Like other departments the Ministry of Justice publishes spending data worth more than £25,000. It does this both for itself and for its executive agencies like the National Offender Management Service (NOMS) which runs the prison system.
It does this monthly. A typical spreadsheet looks like this in R:
dec <- read.csv("noms-spend-december-2016.csv") str(dec) 'data.frame': 14006 obs. of 9 variables: $ Department.Family : Factor w/ 2 levels "","MOJ": 2 2 2 2 2 2 2 2 2 2 ... $ Entity : Factor w/ 2 levels "","NOMS": 2 2 2 2 2 2 2 2 2 2 ... $ Payment.Date : Factor w/ 23 levels "","01/12/2016",..: 21 21 16 18 11 22 11 11 19 3 ... $ Expense.Type : Factor w/ 84 levels "","Ad-Hoc Major Maintenance and Capital Works - more than £10k",..: 35 35 38 19 19 19 19 19 82 2 ... $ Expense.Area : Factor w/ 203 levels ""," Northumberland",..: 57 57 31 141 17 3 3 143 110 57 ... $ Supplier : Factor w/ 227 levels "","ACTES TRUST",..: 38 38 49 25 10 62 62 137 8 7 ... $ System.Transaction.Number: Factor w/ 724 levels "","119","12882010",..: 573 574 460 151 382 572 362 363 34 180 ... $ Total.Transparency.Amount: num -184605 -184605 -149355 -128730 -101171 ... $ Plain.Eng : Factor w/ 66 levels ""," IT maintenance & support",..: 35 35 21 44 44 44 44 44 66 36 ...
Helpfully each transaction has a unique ID; this will be useful later.
Buried in this data are some substantial sums going on compensation.
For instance, there was a sum paid out of £25,600 for compensation to a prisoner or prisoners at HMP Northumberland.
It doesn’t say what happened to merit this payout.
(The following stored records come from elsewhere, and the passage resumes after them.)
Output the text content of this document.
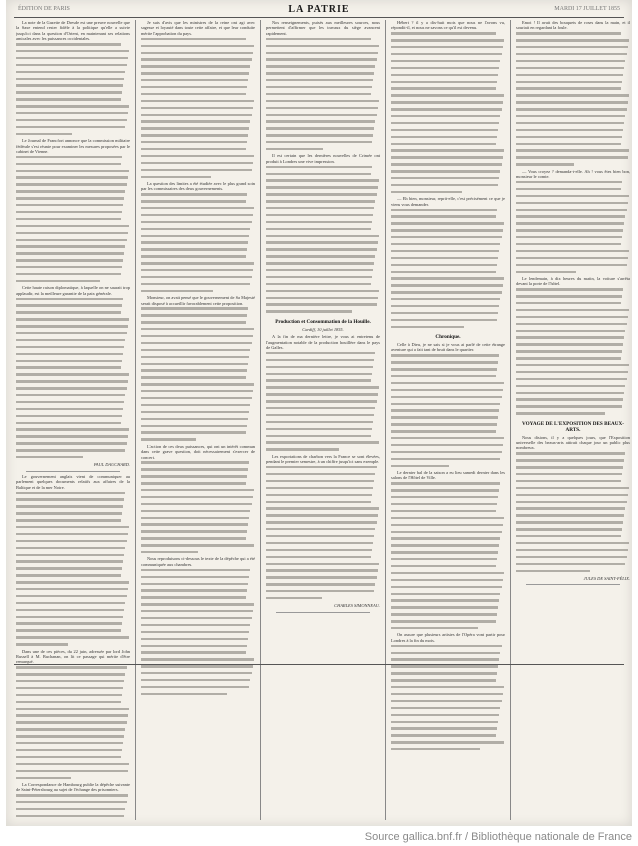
ÉDITION DE PARIS	LA PATRIE	MARDI 17 JUILLET 1855

La note de la Gazette de Dresde est une preuve nouvelle que la Saxe entend rester fidèle à la politique qu'elle a suivie jusqu'ici dans la question d'Orient, en maintenant ses relations amicales avec les puissances occidentales.

Le Journal de Francfort annonce que la commission militaire fédérale s'est réunie pour examiner les mesures proposées par le cabinet de Vienne.

Cette haute raison diplomatique, à laquelle on ne saurait trop applaudir, est la meilleure garantie de la paix générale.

PAUL DAUCHARD.

Le gouvernement anglais vient de communiquer au parlement quelques documents relatifs aux affaires de la Baltique et de la mer Noire.

Dans une de ces pièces, du 22 juin, adressée par lord John Russell à M. Buchanan, on lit ce passage qui mérite d'être remarqué.

La Correspondance de Hambourg publie la dépêche suivante de Saint-Pétersbourg au sujet de l'échange des prisonniers.

Je suis d'avis que les ministres de la reine ont agi avec sagesse et loyauté dans toute cette affaire, et que leur conduite mérite l'approbation du pays.

La question des limites a été étudiée avec le plus grand soin par les commissaires des deux gouvernements.

Monsieur, on avait pensé que le gouvernement de Sa Majesté serait disposé à accueillir favorablement cette proposition.

L'action de ces deux puissances, qui ont un intérêt commun dans cette grave question, doit nécessairement s'exercer de concert.

Nous reproduisons ci-dessous le texte de la dépêche qui a été communiquée aux chambres.

Nos renseignements, puisés aux meilleures sources, nous permettent d'affirmer que les travaux du siège avancent rapidement.

Il est certain que les dernières nouvelles de Crimée ont produit à Londres une vive impression.

Production et Consommation de la Houille.
Cardiff, 10 juillet 1855.

A la fin de ma dernière lettre, je vous ai entretenu de l'augmentation notable de la production houillère dans le pays de Galles.

Les exportations de charbon vers la France se sont élevées, pendant le premier semestre, à un chiffre jusqu'ici sans exemple.

CHARLES SIMONNEAU.

Hébert ? il y a dix-huit mois que nous ne l'avons vu, répondit-il, et nous ne savons ce qu'il est devenu.

— Eh bien, monsieur, reprit-elle, c'est précisément ce que je viens vous demander.

Chronique.

Celle à Dieu, je ne sais si je vous ai parlé de cette étrange aventure qui a fait tant de bruit dans le quartier.

Le dernier bal de la saison a eu lieu samedi dernier dans les salons de l'Hôtel de Ville.

On assure que plusieurs artistes de l'Opéra vont partir pour Londres à la fin du mois.

Emoi ! Il avait des bouquets de roses dans la main, et il souriait en regardant la foule.

— Vous croyez ? demanda-t-elle. Ah ! vous êtes bien bon, monsieur le comte.

Le lendemain, à dix heures du matin, la voiture s'arrêta devant la porte de l'hôtel.

VOYAGE DE L'EXPOSITION DES BEAUX-ARTS.

Nous disions, il y a quelques jours, que l'Exposition universelle des beaux-arts attirait chaque jour un public plus nombreux.

JULES DE SAINT-FÉLIX.
Source gallica.bnf.fr / Bibliothèque nationale de France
I want to find out. That will be the focus of my Freedom of Information request.
I don’t just want to do this for December. I want to ask about the entire year 2016.
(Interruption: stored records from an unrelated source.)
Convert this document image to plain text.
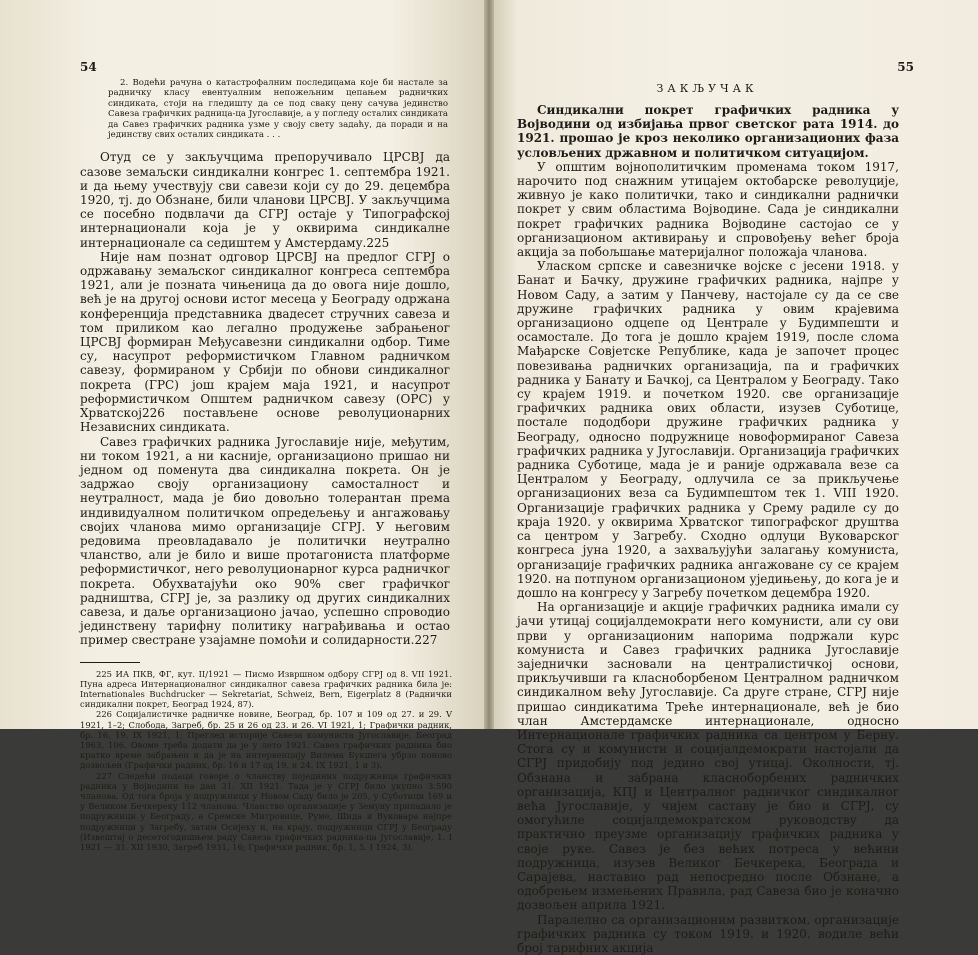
54

2. Водећи рачуна о катастрофалним последицама које би настале за радничку класу евентуалним непожељним цепањем радничких синдиката, стоји на гледишту да се под сваку цену сачува јединство Савеза графичких радница-ца Југославије, а у погледу осталих синдиката да Савез графичких радника узме у своју свету задаћу, да поради и на јединству свих осталих синдиката . . .

Отуд се у закључцима препоручивало ЦРСВЈ да сазове земаљски синдикални конгрес 1. септембра 1921. и да њему учествују сви савези који су до 29. децембра 1920, тј. до Обзнане, били чланови ЦРСВЈ. У закључцима се посебно подвлачи да СГРЈ остаје у Типографској интернационали која је у оквирима синдикалне интернационале са седиштем у Амстердаму.225

Није нам познат одговор ЦРСВЈ на предлог СГРЈ о одржавању земаљског синдикалног конгреса септембра 1921, али је позната чињеница да до овога није дошло, већ је на другој основи истог месеца у Београду одржана конференција представника двадесет стручних савеза и том приликом као легално продужење забрањеног ЦРСВЈ формиран Међусавезни синдикални одбор. Тиме су, насупрот реформистичком Главном радничком савезу, формираном у Србији по обнови синдикалног покрета (ГРС) још крајем маја 1921, и насупрот реформистичком Општем радничком савезу (ОРС) у Хрватској226 постављене основе револуционарних Независних синдиката.

Савез графичких радника Југославије није, међутим, ни током 1921, а ни касније, организационо пришао ни једном од поменута два синдикална покрета. Он је задржао своју организациону самосталност и неутралност, мада је био довољно толерантан према индивидуалном политичком опредељењу и ангажовању својих чланова мимо организације СГРЈ. У његовим редовима преовладавало је политички неутрално чланство, али је било и више протагониста платформе реформистичког, него револуционарног курса радничког покрета. Обухватајући око 90% свег графичког радништва, СГРЈ је, за разлику од других синдикалних савеза, и даље организационо јачао, успешно спроводио јединствену тарифну политику награђивања и остао пример свестране узајамне помоћи и солидарности.227

225 ИА ПКВ, ФГ, кут. II/1921 — Писмо Извршном одбору СГРЈ од 8. VII 1921. Пуна адреса Интернационалног синдикалног савеза графичких радника била је: Internationales Buchdrucker — Sekretariat, Schweiz, Bern, Eigerplatz 8 (Раднички синдикални покрет, Београд 1924, 87).

226 Социјалистичке радничке новине, Београд, бр. 107 и 109 од 27. и 29. V 1921, 1–2; Слобода, Загреб, бр. 25 и 26 од 23. и 26. VI 1921, 1; Графички радник, бр. 16, 19. IX 1921, 1; Преглед историје Савеза комуниста Југославије, Београд 1963, 106. Овоме треба додати да је у лето 1921. Савез графичких радника био кратко време забрањен и да је на интервенцију Вилема Букшега убрзо поново дозвољен (Графички радник, бр. 16 и 17 од 19. и 24. IX 1921, 1 и 3).

227 Следећи подаци говоре о чланству појединих подружница графичких радника у Војводини на дан 31. XII 1921. Тада је у СГРЈ било укупно 3.590 чланова. Од тога броја у подружници у Новом Саду било је 205, у Суботици 169 и у Великом Бечкереку 112 чланова. Чланство организације у Земуну припадало је подружници у Београду, а Сремске Митровице, Руме, Шида и Вуковара најпре подружници у Загребу, затим Осијеку и, на крају, подружници СГРЈ у Београду (Извештај о десетогодишњем раду Савеза графичких радника-ца Југославије, 1. I 1921 — 31. XII 1930, Загреб 1931, 16; Графички радник, бр. 1, 5. I 1924, 3).

55
ЗАКЉУЧАК

Синдикални покрет графичких радника у Војводини од избијања првог светског рата 1914. до 1921. прошао је кроз неколико организационих фаза условљених државном и политичком ситуацијом.

У општим војнополитичким променама током 1917, нарочито под снажним утицајем октобарске револуције, живнуо је како политички, тако и синдикални раднички покрет у свим областима Војводине. Сада је синдикални покрет графичких радника Војводине састојао се у организационом активирању и спровођењу већег броја акција за побољшање материјалног положаја чланова.

Уласком српске и савезничке војске с јесени 1918. у Банат и Бачку, дружине графичких радника, најпре у Новом Саду, а затим у Панчеву, настојале су да се све дружине графичких радника у овим крајевима организационо одцепе од Централе у Будимпешти и осамостале. До тога је дошло крајем 1919, после слома Мађарске Совјетске Републике, када је започет процес повезивања радничких организација, па и графичких радника у Банату и Бачкој, са Централом у Београду. Тако су крајем 1919. и почетком 1920. све организације графичких радника ових области, изузев Суботице, постале пододбори дружине графичких радника у Београду, односно подружнице новоформираног Савеза графичких радника у Југославији. Организација графичких радника Суботице, мада је и раније одржавала везе са Централом у Београду, одлучила се за прикључење организационих веза са Будимпештом тек 1. VIII 1920. Организације графичких радника у Срему радиле су до краја 1920. у оквирима Хрватског типографског друштва са центром у Загребу. Сходно одлуци Вуковарског конгреса јуна 1920, а захваљујући залагању комуниста, организације графичких радника ангажоване су се крајем 1920. на потпуном организационом уједињењу, до кога је и дошло на конгресу у Загребу почетком децембра 1920.

На организације и акције графичких радника имали су јачи утицај социјалдемократи него комунисти, али су ови први у организационим напорима подржали курс комуниста и Савез графичких радника Југославије заједнички засновали на централистичкој основи, прикључивши га класноборбеном Централном радничком синдикалном већу Југославије. Са друге стране, СГРЈ није пришао синдикатима Треће интернационале, већ је био члан Амстердамске интернационале, односно Интернационале графичких радника са центром у Берну. Стога су и комунисти и социјалдемократи настојали да СГРЈ придобију под једино свој утицај. Околности, тј. Обзнана и забрана класноборбених радничких организација, КПЈ и Централног радничког синдикалног већа Југославије, у чијем саставу је био и СГРЈ, су омогућиле социјалдемократском руководству да практично преузме организацију графичких радника у своје руке. Савез је без већих потреса у већини подружница, изузев Великог Бечкерека, Београда и Сарајева, наставио рад непосредно после Обзнане, а одобрењем измењених Правила, рад Савеза био је коначно дозвољен априла 1921.

Паралелно са организационим развитком, организације графичких радника су током 1919. и 1920. водиле већи број тарифних акција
So I downloaded all the files and wrote this code:
jan <- read.csv("noms-jan-2016.csv", stringsAsFactors = FALSE) feb <- read.csv("noms-feb16.csv", stringsAsFactors = FALSE) mar <- read.csv("noms-spend-march-2016.csv", stringsAsFactors = FALSE) apr <- read.csv("noms.csv", stringsAsFactors = FALSE) may <- read.csv("noms-may16.csv", stringsAsFactors = FALSE) jun <- read.csv("noms-jun16.csv", stringsAsFactors = FALSE) jul <- read.csv("noms-jul-2016.csv", stringsAsFactors = FALSE) aug <- read.csv("noms-aug-2016.csv", stringsAsFactors = FALSE) sep <- read.csv("noms-sept-2016 (1).csv", stringsAsFactors = FALSE) oct <- read.csv("noms-spend-october- 2016 (2).csv", stringsAsFactors = FALSE) nov <- read.csv("noms-spend-nov-2016 (1).csv", stringsAsFactors = FALSE) dec <- read.csv("noms-spend-december- 2016.csv", stringsAsFactors = FALSE)
full <- rbind(jan, feb, mar, apr, may, jun, jul, aug, sep, oct, nov, dec)
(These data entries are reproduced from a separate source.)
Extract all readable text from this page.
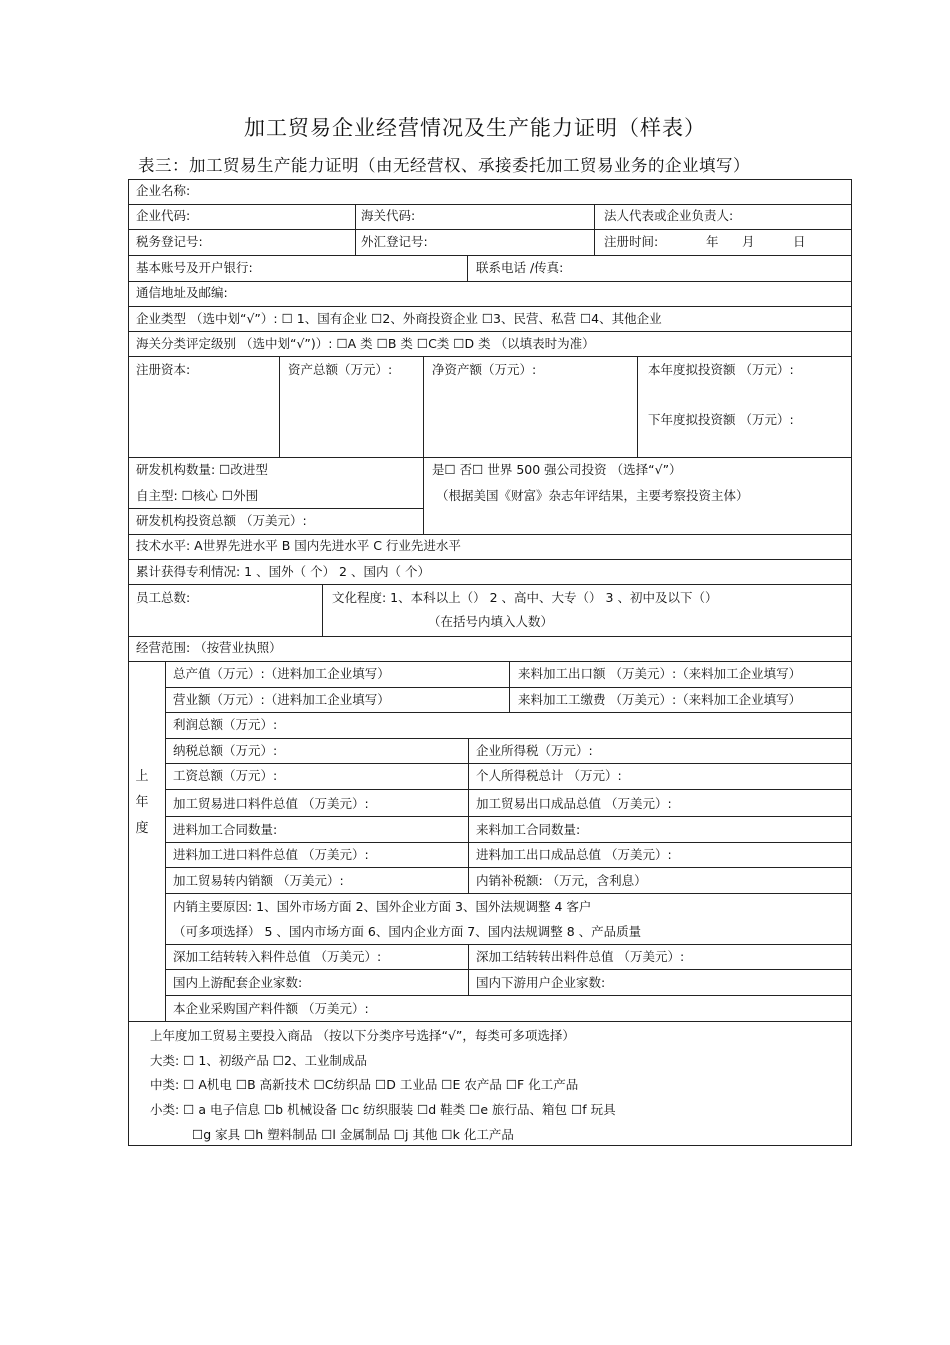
加工贸易企业经营情况及生产能力证明（样表）
表三：加工贸易生产能力证明（由无经营权、承接委托加工贸易业务的企业填写）
企业名称:
企业代码:	海关代码:	法人代表或企业负责人:
税务登记号:	外汇登记号:	注册时间:	年 月	日
基本账号及开户银行:	联系电话 /传真:
通信地址及邮编:
企业类型 （选中划“√”）: ☐ 1、国有企业 ☐2、外商投资企业 ☐3、民营、私营 ☐4、其他企业
海关分类评定级别 （选中划“√”)）: ☐A 类 ☐B 类 ☐C类 ☐D 类 （以填表时为准）
注册资本:	资产总额（万元）:	净资产额（万元）:	本年度拟投资额 （万元）:
下年度拟投资额 （万元）:
研发机构数量: ☐改进型
自主型: ☐核心 ☐外围
研发机构投资总额 （万美元）:
是☐ 否☐ 世界 500 强公司投资 （选择“√”）
（根据美国《财富》杂志年评结果，主要考察投资主体）
技术水平: A世界先进水平 B 国内先进水平 C 行业先进水平
累计获得专利情况: 1 、国外（ 个） 2 、国内（ 个）
员工总数:	文化程度: 1、本科以上（） 2 、高中、大专（） 3 、初中及以下（）
（在括号内填入人数）
经营范围: （按营业执照）
上
年
度
总产值（万元）:（进料加工企业填写）	来料加工出口额 （万美元）:（来料加工企业填写）
营业额（万元）:（进料加工企业填写）	来料加工工缴费 （万美元）:（来料加工企业填写）
利润总额（万元）:
纳税总额（万元）:	企业所得税（万元）:
工资总额（万元）:	个人所得税总计 （万元）:
加工贸易进口料件总值 （万美元）:	加工贸易出口成品总值 （万美元）:
进料加工合同数量:	来料加工合同数量:
进料加工进口料件总值 （万美元）:	进料加工出口成品总值 （万美元）:
加工贸易转内销额 （万美元）:	内销补税额: （万元，含利息）
内销主要原因: 1、国外市场方面 2、国外企业方面 3、国外法规调整 4 客户
（可多项选择） 5 、国内市场方面 6、国内企业方面 7、国内法规调整 8 、产品质量
深加工结转转入料件总值 （万美元）:	深加工结转转出料件总值 （万美元）:
国内上游配套企业家数:	国内下游用户企业家数:
本企业采购国产料件额 （万美元）:
上年度加工贸易主要投入商品 （按以下分类序号选择“√”，每类可多项选择）
大类: ☐ 1、初级产品 ☐2、工业制成品
中类: ☐ A机电 ☐B 高新技术 ☐C纺织品 ☐D 工业品 ☐E 农产品 ☐F 化工产品
小类: ☐ a 电子信息 ☐b 机械设备 ☐c 纺织服装 ☐d 鞋类 ☐e 旅行品、箱包 ☐f 玩具
☐g 家具 ☐h 塑料制品 ☐l 金属制品 ☐j 其他 ☐k 化工产品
The rbind function only works if there are an equal number of columns AND the column names are the same. Unfortunately the MoJ spreadsheets have different column names from month to month.
I started with jan and kept using rbind until I ran into trouble. Then I’d go into that month and change the column name to its January equivalent.
For instance in April “System.Transaction.Number” should just be “Transaction.Number”.
We can use names to clear this up:
names(apr)[7] <- "Transaction.Number" #Names here is taking the seventh column in apr and changing it to our string
Once we’re ready we can use rbind.
Now we can look for compensation using grep:
comp <- grep("compensation", full$Description) comp <- full[comp, ]
From here, I printed off a table containing just the compensation rows:
write.table(comp, "compensation.csv")
I could then note down the Transaction IDs of the ones I thought interesting and send a FOI identifying them specifically to the MoJ.
They haven’t got back to me yet. Let’s hope they give me some useful data!